We recognize projects have been built and proposed that have and will expand the number of parking spaces and improve some station conditions, but these incremental steps don’t resolve more complicated underlying challenges. By the LIRR’s count, there are fewer than 70,000 commuter parking spaces and more than twice that many riders on the railroad. Further, the number of available spaces at some stations is only a fraction of the number of riders who need parking, while other stations’ parking is not yet at capacity. Stations such as Port Washington and Ronkonkoma are examples of stations in each county with severe parking issues.

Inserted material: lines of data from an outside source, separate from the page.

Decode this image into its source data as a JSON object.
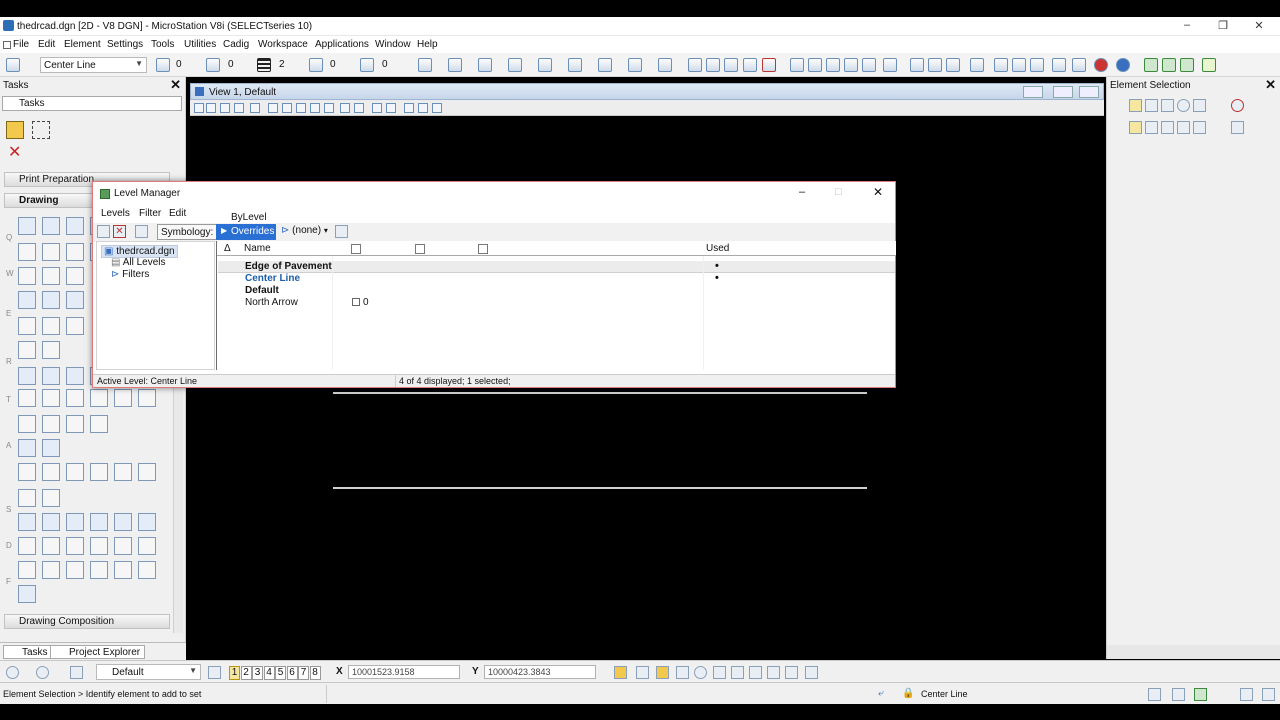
{
  "window": {
    "title": "thedrcad.dgn [2D - V8 DGN] - MicroStation V8i (SELECTseries 10)",
    "minimize": "–",
    "restore": "❐",
    "close": "✕"
  },
  "menu": [
    "File",
    "Edit",
    "Element",
    "Settings",
    "Tools",
    "Utilities",
    "Cadig",
    "Workspace",
    "Applications",
    "Window",
    "Help"
  ],
  "toolbar": {
    "level_combo": "Center Line",
    "color_value": "0",
    "style_value": "0",
    "weight_value": "2",
    "transparency_value": "0",
    "priority_value": "0"
  },
  "tasks_panel": {
    "title": "Tasks",
    "combo_value": "Tasks",
    "section_print": "Print Preparation",
    "section_drawing": "Drawing",
    "section_composition": "Drawing Composition",
    "side_letters": [
      "Q",
      "W",
      "E",
      "R",
      "T",
      "A",
      "S",
      "D",
      "F"
    ],
    "tabs": [
      "Tasks",
      "Project Explorer"
    ]
  },
  "view": {
    "title": "View 1, Default"
  },
  "right_panel": {
    "title": "Element Selection"
  },
  "level_manager": {
    "title": "Level Manager",
    "menu": [
      "Levels",
      "Filter",
      "Edit"
    ],
    "symbology_label": "Symbology:",
    "bylevel_label": "ByLevel",
    "overrides_label": "Overrides",
    "filter_label": "(none)",
    "tree": [
      "thedrcad.dgn",
      "All Levels",
      "Filters"
    ],
    "columns": {
      "sort": "Δ",
      "name": "Name",
      "used": "Used"
    },
    "rows": [
      {
        "name": "Edge of Pavement",
        "used": "•",
        "style": "bold"
      },
      {
        "name": "Center Line",
        "used": "•",
        "style": "active"
      },
      {
        "name": "Default",
        "used": "",
        "style": "bold"
      },
      {
        "name": "North Arrow",
        "used": "",
        "style": "normal",
        "extra": "0"
      }
    ],
    "status_left": "Active Level: Center Line",
    "status_right": "4 of 4 displayed; 1 selected;"
  },
  "view_bar": {
    "view_combo": "Default",
    "view_numbers": [
      "1",
      "2",
      "3",
      "4",
      "5",
      "6",
      "7",
      "8"
    ],
    "x_label": "X",
    "x_value": "10001523.9158",
    "y_label": "Y",
    "y_value": "10000423.3843"
  },
  "status_bar": {
    "prompt": "Element Selection > Identify element to add to set",
    "active_level": "Center Line"
  },
  "colors": {
    "accent": "#2a6fd4",
    "active_level_text": "#1c5fa8",
    "canvas": "#000000"
  }
}
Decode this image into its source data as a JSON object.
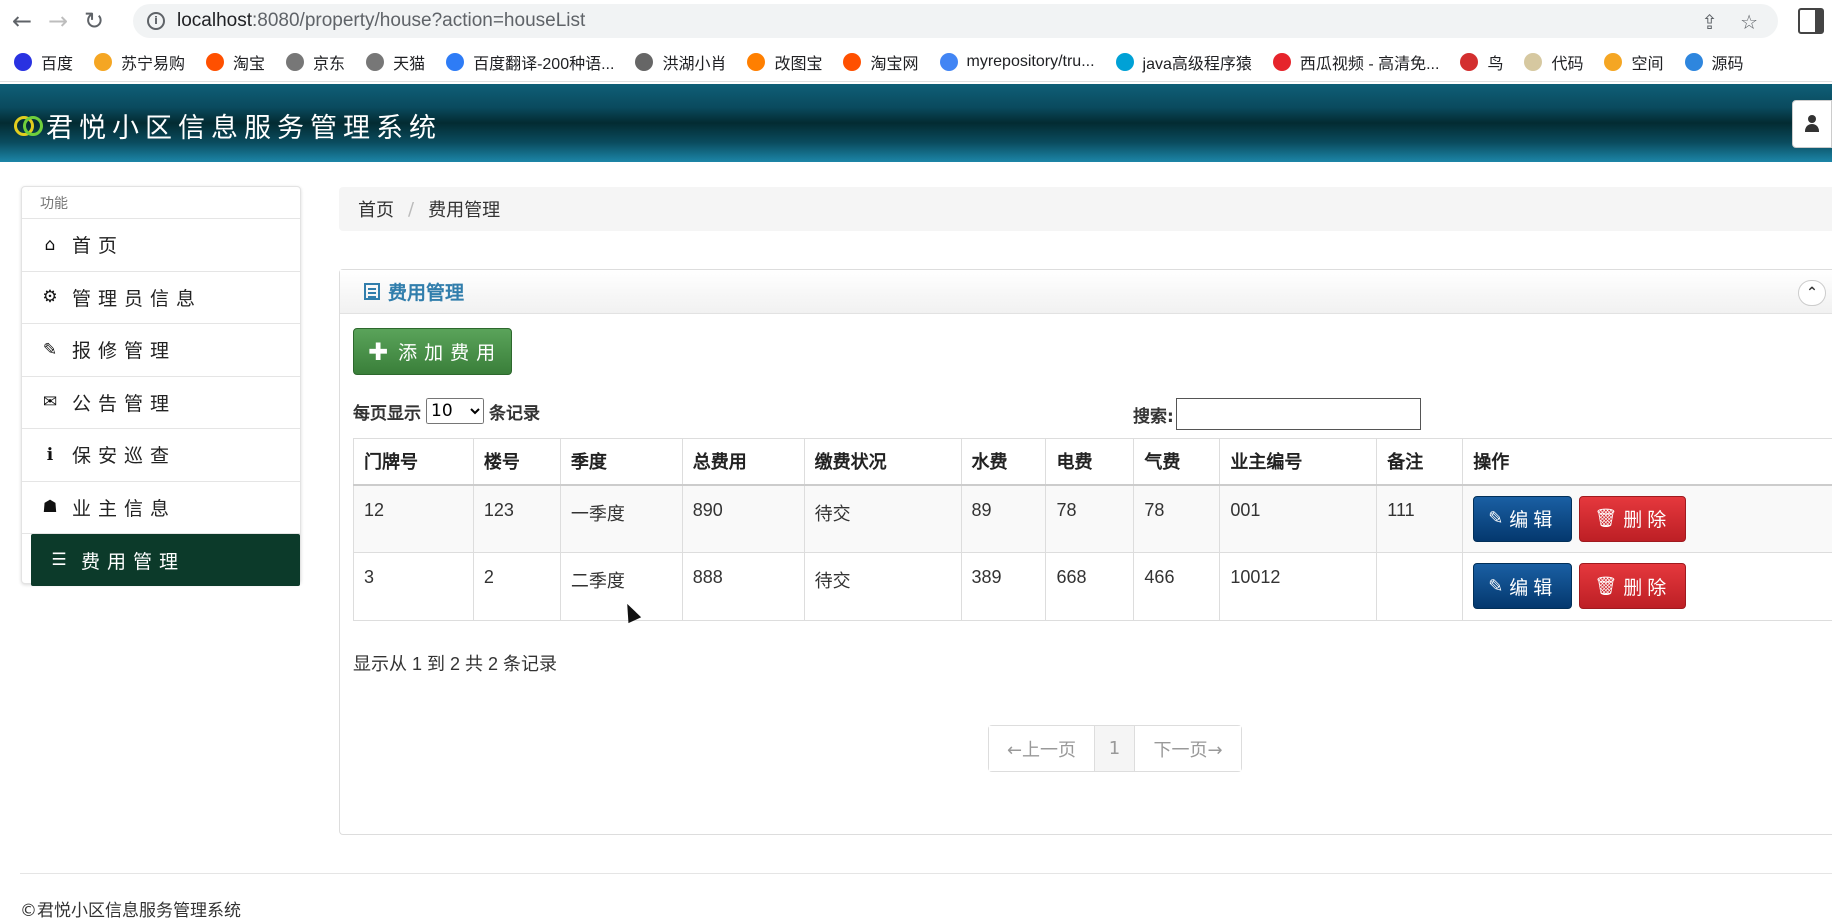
{
  "browser": {
    "url_host": "localhost",
    "url_rest": ":8080/property/house?action=houseList",
    "bookmarks": [
      {
        "label": "百度",
        "color": "#2932e1"
      },
      {
        "label": "苏宁易购",
        "color": "#f5a623"
      },
      {
        "label": "淘宝",
        "color": "#ff5000"
      },
      {
        "label": "京东",
        "color": "#777777"
      },
      {
        "label": "天猫",
        "color": "#777777"
      },
      {
        "label": "百度翻译-200种语...",
        "color": "#2e7cf6"
      },
      {
        "label": "洪湖小肖",
        "color": "#666666"
      },
      {
        "label": "改图宝",
        "color": "#ff7f00"
      },
      {
        "label": "淘宝网",
        "color": "#ff5000"
      },
      {
        "label": "myrepository/tru...",
        "color": "#4285f4"
      },
      {
        "label": "java高级程序猿",
        "color": "#00a1d6"
      },
      {
        "label": "西瓜视频 - 高清免...",
        "color": "#e6242b"
      },
      {
        "label": "鸟",
        "color": "#d32f2f"
      },
      {
        "label": "代码",
        "color": "#d6c8a0"
      },
      {
        "label": "空间",
        "color": "#f5a623"
      },
      {
        "label": "源码",
        "color": "#2e86de"
      }
    ]
  },
  "app": {
    "title": "君悦小区信息服务管理系统"
  },
  "sidebar": {
    "header": "功能",
    "items": [
      {
        "label": "首页",
        "icon": "home-icon",
        "glyph": "⌂"
      },
      {
        "label": "管理员信息",
        "icon": "gear-icon",
        "glyph": "⚙"
      },
      {
        "label": "报修管理",
        "icon": "wrench-icon",
        "glyph": "✎"
      },
      {
        "label": "公告管理",
        "icon": "envelope-icon",
        "glyph": "✉"
      },
      {
        "label": "保安巡查",
        "icon": "info-icon",
        "glyph": "ℹ"
      },
      {
        "label": "业主信息",
        "icon": "user-icon",
        "glyph": "☗"
      },
      {
        "label": "费用管理",
        "icon": "list-icon",
        "glyph": "☰"
      }
    ]
  },
  "breadcrumb": {
    "home": "首页",
    "sep": "/",
    "current": "费用管理"
  },
  "panel": {
    "title": "费用管理",
    "collapse_glyph": "⌃",
    "add_label": "添加费用",
    "length_prefix": "每页显示",
    "length_value": "10",
    "length_suffix": "条记录",
    "search_label": "搜索:",
    "search_value": "",
    "info": "显示从 1 到 2 共 2 条记录",
    "prev": "←上一页",
    "page": "1",
    "next": "下一页→"
  },
  "table": {
    "columns": [
      "门牌号",
      "楼号",
      "季度",
      "总费用",
      "缴费状况",
      "水费",
      "电费",
      "气费",
      "业主编号",
      "备注",
      "操作"
    ],
    "rows": [
      [
        "12",
        "123",
        "一季度",
        "890",
        "待交",
        "89",
        "78",
        "78",
        "001",
        "111"
      ],
      [
        "3",
        "2",
        "二季度",
        "888",
        "待交",
        "389",
        "668",
        "466",
        "10012",
        ""
      ]
    ],
    "edit_label": "编辑",
    "delete_label": "删除"
  },
  "footer": {
    "text": "©君悦小区信息服务管理系统"
  }
}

With expected commuting changes — including expected increased ridership stemming from regional development projects such as the second and third tracks and the ultimate completion of East Side Access — conditions could get much worse. East Side Access will add up to 45 percent more capacity to the LIRR, including for reverse commutes, making the commute by train more palatable than driving. East Side Access should ultimately reduce the number of cars on the road and attract riders who need to travel to Grand Central Terminal on the East Side. These riders will need parking. We simply can’t afford to rely on the existing system any longer.

We propose a bold step. Establish a limited number of parking authorities that operate on a countywide or island-wide basis to thoughtfully consider current and future needs, coordinate existing resources and planned improvements, and replace an unworkable system that relies on a uncoordinated roster of facilities under LIRR, county, or local government operation, and which fails to serve our commuters well.

The authorities could better balance resources with needs, comprehensively plan for the future, and work with the LIRR and advocates to provide incentives needed to meet the demand for parking and reduce private vehicle use. Even though LIRR stations might not ever be car free, there’s no reason why they can’t be car smart.

Mark J. Epstein is chairman of the Long Island Rail Road Commuter Council.